Research Interests
I develop and apply statistical inference and learning methods that enable reliable analysis of observational health data. My applied work has spanned electronic health records (EHR) data, mobile device data (both actively and passively collected), and large-scale biobank data (both genetic and clinical). My methodological work is inspired by my decade of experience working with EHR data and considers settings with extreme amounts of missing data, complex measurement error or misclassification, bias, and data heterogeneity. A full list of my publications can be found on Google Scholar.
Among the questions I currently find compelling are:
Semi-supervised model evaluation. In settings where labeled data is difficult to obtain, when and how can we make use of large amounts of unlabeled or noisy labeled data to precisely evaluate a prediction model's performance ? [paper 1, paper 2, paper 3]
Post-prediction inference. When outcomes and/or covariates are generated from potentially complex prediction models, how can we develop simple and computationally efficient procedures for valid statistical inference? [paper]

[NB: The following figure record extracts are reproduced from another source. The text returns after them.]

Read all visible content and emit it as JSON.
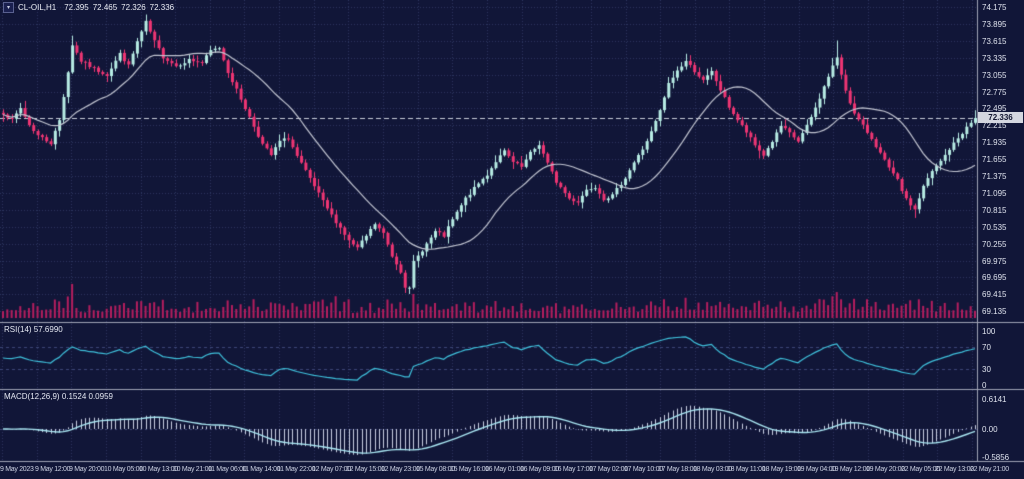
{
  "header": {
    "symbol": "CL-OIL,H1",
    "open": "72.395",
    "high": "72.465",
    "low": "72.326",
    "close": "72.336"
  },
  "price_axis": {
    "ticks": [
      "74.175",
      "73.895",
      "73.615",
      "73.335",
      "73.055",
      "72.775",
      "72.495",
      "72.215",
      "71.935",
      "71.655",
      "71.375",
      "71.095",
      "70.815",
      "70.535",
      "70.255",
      "69.975",
      "69.695",
      "69.415",
      "69.135"
    ],
    "current": "72.336"
  },
  "time_axis": {
    "labels": [
      "9 May 2023",
      "9 May 12:00",
      "9 May 20:00",
      "10 May 05:00",
      "10 May 13:00",
      "10 May 21:00",
      "11 May 06:00",
      "11 May 14:00",
      "11 May 22:00",
      "12 May 07:00",
      "12 May 15:00",
      "12 May 23:00",
      "15 May 08:00",
      "15 May 16:00",
      "16 May 01:00",
      "16 May 09:00",
      "16 May 17:00",
      "17 May 02:00",
      "17 May 10:00",
      "17 May 18:00",
      "18 May 03:00",
      "18 May 11:00",
      "18 May 19:00",
      "19 May 04:00",
      "19 May 12:00",
      "19 May 20:00",
      "22 May 05:00",
      "22 May 13:00",
      "22 May 21:00"
    ]
  },
  "rsi_panel": {
    "label": "RSI(14)",
    "value": "57.6990",
    "levels": [
      "100",
      "70",
      "30",
      "0"
    ]
  },
  "macd_panel": {
    "label": "MACD(12,26,9)",
    "values": "0.1524 0.0959",
    "axis": [
      "0.6141",
      "0.00",
      "-0.5856"
    ]
  },
  "colors": {
    "background": "#111638",
    "grid": "#2c355f",
    "bull_candle": "#b7ece4",
    "bear_candle": "#ee3573",
    "volume": "#b51e5e",
    "ma_line": "#c2c5d1",
    "rsi_line": "#3fc1dc",
    "macd_signal": "#a9e6f2",
    "macd_histogram": "#c9cfe2",
    "separator": "#9fa3b5",
    "price_line": "#c8cdd9",
    "axis_text": "#dfe3ee",
    "badge_bg": "#d4d7e0",
    "badge_text": "#10142e"
  },
  "chart_data": {
    "type": "candlestick",
    "title": "CL-OIL,H1 72.395 72.465 72.326 72.336",
    "symbol": "CL-OIL",
    "timeframe": "H1",
    "last_bar": {
      "open": 72.395,
      "high": 72.465,
      "low": 72.326,
      "close": 72.336
    },
    "price_range": [
      69.135,
      74.175
    ],
    "price_tick_step": 0.28,
    "candle_count": 226,
    "close_waypoints": [
      [
        0,
        72.42
      ],
      [
        2,
        72.3
      ],
      [
        4,
        72.5
      ],
      [
        6,
        72.22
      ],
      [
        8,
        72.05
      ],
      [
        11,
        71.92
      ],
      [
        13,
        72.3
      ],
      [
        15,
        73.1
      ],
      [
        16,
        73.55
      ],
      [
        18,
        73.28
      ],
      [
        21,
        73.15
      ],
      [
        24,
        73.05
      ],
      [
        27,
        73.4
      ],
      [
        29,
        73.2
      ],
      [
        31,
        73.6
      ],
      [
        33,
        73.92
      ],
      [
        35,
        73.6
      ],
      [
        37,
        73.35
      ],
      [
        40,
        73.2
      ],
      [
        43,
        73.3
      ],
      [
        46,
        73.25
      ],
      [
        48,
        73.45
      ],
      [
        50,
        73.5
      ],
      [
        52,
        73.1
      ],
      [
        54,
        72.8
      ],
      [
        56,
        72.5
      ],
      [
        58,
        72.2
      ],
      [
        60,
        71.9
      ],
      [
        62,
        71.72
      ],
      [
        64,
        71.95
      ],
      [
        66,
        72.0
      ],
      [
        68,
        71.7
      ],
      [
        70,
        71.45
      ],
      [
        72,
        71.2
      ],
      [
        74,
        70.95
      ],
      [
        76,
        70.72
      ],
      [
        78,
        70.52
      ],
      [
        80,
        70.3
      ],
      [
        82,
        70.18
      ],
      [
        84,
        70.38
      ],
      [
        86,
        70.58
      ],
      [
        88,
        70.42
      ],
      [
        90,
        70.05
      ],
      [
        92,
        69.8
      ],
      [
        93,
        69.55
      ],
      [
        94,
        69.5
      ],
      [
        95,
        69.95
      ],
      [
        97,
        70.15
      ],
      [
        100,
        70.45
      ],
      [
        102,
        70.38
      ],
      [
        104,
        70.65
      ],
      [
        107,
        71.0
      ],
      [
        110,
        71.25
      ],
      [
        112,
        71.4
      ],
      [
        114,
        71.62
      ],
      [
        116,
        71.78
      ],
      [
        118,
        71.6
      ],
      [
        120,
        71.52
      ],
      [
        122,
        71.75
      ],
      [
        124,
        71.9
      ],
      [
        126,
        71.58
      ],
      [
        128,
        71.28
      ],
      [
        131,
        71.0
      ],
      [
        133,
        70.95
      ],
      [
        135,
        71.15
      ],
      [
        137,
        71.2
      ],
      [
        139,
        71.0
      ],
      [
        141,
        71.05
      ],
      [
        144,
        71.35
      ],
      [
        146,
        71.6
      ],
      [
        148,
        71.82
      ],
      [
        150,
        72.1
      ],
      [
        152,
        72.45
      ],
      [
        154,
        72.9
      ],
      [
        156,
        73.12
      ],
      [
        158,
        73.28
      ],
      [
        160,
        73.12
      ],
      [
        162,
        72.95
      ],
      [
        164,
        73.1
      ],
      [
        166,
        72.8
      ],
      [
        168,
        72.52
      ],
      [
        170,
        72.3
      ],
      [
        172,
        72.1
      ],
      [
        174,
        71.88
      ],
      [
        176,
        71.72
      ],
      [
        178,
        71.95
      ],
      [
        180,
        72.2
      ],
      [
        182,
        72.08
      ],
      [
        184,
        71.95
      ],
      [
        186,
        72.2
      ],
      [
        188,
        72.5
      ],
      [
        190,
        72.85
      ],
      [
        192,
        73.2
      ],
      [
        193,
        73.32
      ],
      [
        195,
        72.8
      ],
      [
        197,
        72.4
      ],
      [
        199,
        72.2
      ],
      [
        201,
        72.0
      ],
      [
        203,
        71.75
      ],
      [
        205,
        71.5
      ],
      [
        207,
        71.3
      ],
      [
        209,
        70.98
      ],
      [
        211,
        70.82
      ],
      [
        213,
        71.2
      ],
      [
        215,
        71.45
      ],
      [
        217,
        71.62
      ],
      [
        219,
        71.82
      ],
      [
        221,
        72.0
      ],
      [
        223,
        72.18
      ],
      [
        225,
        72.336
      ]
    ],
    "wick_events": [
      {
        "i": 16,
        "high": 73.7
      },
      {
        "i": 33,
        "high": 74.05
      },
      {
        "i": 94,
        "low": 69.42
      },
      {
        "i": 193,
        "high": 73.62
      },
      {
        "i": 211,
        "low": 70.68
      },
      {
        "i": 225,
        "high": 72.465,
        "low": 72.326
      }
    ],
    "indicators": {
      "ma": {
        "type": "SMA",
        "period": 20
      },
      "rsi": {
        "period": 14,
        "last": 57.699,
        "levels": [
          100,
          70,
          30,
          0
        ]
      },
      "macd": {
        "fast": 12,
        "slow": 26,
        "signal": 9,
        "last_macd": 0.1524,
        "last_signal": 0.0959,
        "axis_max": 0.6141,
        "axis_min": -0.5856
      }
    },
    "legend_position": "none",
    "grid": true
  }
}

Exact inference for meta-analysis. How can we perform meta-analysis when few studies/sites are available, particularly when heterogeneity across studies/sites is present? [paper, preprint]
Applications in medical informatics. What is the state of phenotyping in EHR-based research? [paper] How can we expedite and improve the accuracy of EHR-based studies with semi-supervised and weakly-supervised learning? [paper 1, paper 2, paper 3]
Research Support
I am grateful for funding from NSERC, CIHR, CANSSI, the Connaught Fund, the McLaughlin Center, the University of Toronto Data Science Institute, and the Ontario Ministry of Health.